学生回答:因为我们还在trampoline代码中,而trampoline代码在用户空间和内核空间都映射到了同一个地址。
之所以叫trampoline page,是因为你某种程度在它上面“弹跳”了一下,然后从用户空间走到了内核空间。
这就是本科的时候,柏军老师说的弹簧床可以防止程序“跑飞”(这里的弹簧床和本实验的弹簧床有所不同)——柏军老师指的是操作系统启动的时候,用弹簧床程序引导bootloader去main()的首地址去执行(而不是直接用bootloader执行main),这里的“弹簧床”意思就是,当main()里面出现bug了,就再去弹簧床处执行(再次调用main()),这样程序就不会因为一次bug而panic。

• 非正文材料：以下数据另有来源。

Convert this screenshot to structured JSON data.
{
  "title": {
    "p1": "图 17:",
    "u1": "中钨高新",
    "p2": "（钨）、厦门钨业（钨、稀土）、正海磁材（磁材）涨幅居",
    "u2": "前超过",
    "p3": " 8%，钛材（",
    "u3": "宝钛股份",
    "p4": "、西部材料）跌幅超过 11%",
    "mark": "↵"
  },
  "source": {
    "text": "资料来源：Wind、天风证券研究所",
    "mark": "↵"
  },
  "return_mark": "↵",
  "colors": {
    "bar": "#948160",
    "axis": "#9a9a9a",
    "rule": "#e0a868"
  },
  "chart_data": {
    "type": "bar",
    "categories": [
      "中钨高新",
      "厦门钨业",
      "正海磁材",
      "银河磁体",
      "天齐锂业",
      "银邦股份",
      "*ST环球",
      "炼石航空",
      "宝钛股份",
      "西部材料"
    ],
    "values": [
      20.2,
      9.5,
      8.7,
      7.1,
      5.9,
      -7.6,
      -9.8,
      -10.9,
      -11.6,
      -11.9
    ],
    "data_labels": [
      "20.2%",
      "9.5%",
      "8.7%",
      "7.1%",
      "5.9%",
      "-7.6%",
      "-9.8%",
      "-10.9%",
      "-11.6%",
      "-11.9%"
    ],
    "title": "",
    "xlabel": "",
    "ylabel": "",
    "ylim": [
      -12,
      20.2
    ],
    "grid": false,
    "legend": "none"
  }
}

最后一条指令是jr t0。执行了这条指令,我们就要从trampoline跳到内核的C代码中。这条指令的作用是跳转到t0指向的函数中。(前面已经说过,是usertrap函数),当然也可以打印一下:
(gdb) stepi
0x0000003ffffff08e in ?? ()
1: x/i $pc
=> 0x3ffffff08e: jr t0
(gdb) x/3i $t0
0x8000276a <usertrap>: addi sp,sp,-32
0x8000276c <usertrap+2>: sd ra,24(sp)
0x8000276e <usertrap+4>: sd s0,16(sp)
接下来我们就要以kernel stack,kernel page table跳转到usertrap函数。
usertrap某种程度上存储并恢复硬件状态,但是它也需要检查触发trap的原因,以确定相应的处理方式。代码如下。
//
// handle an interrupt, exception, or system call from user space.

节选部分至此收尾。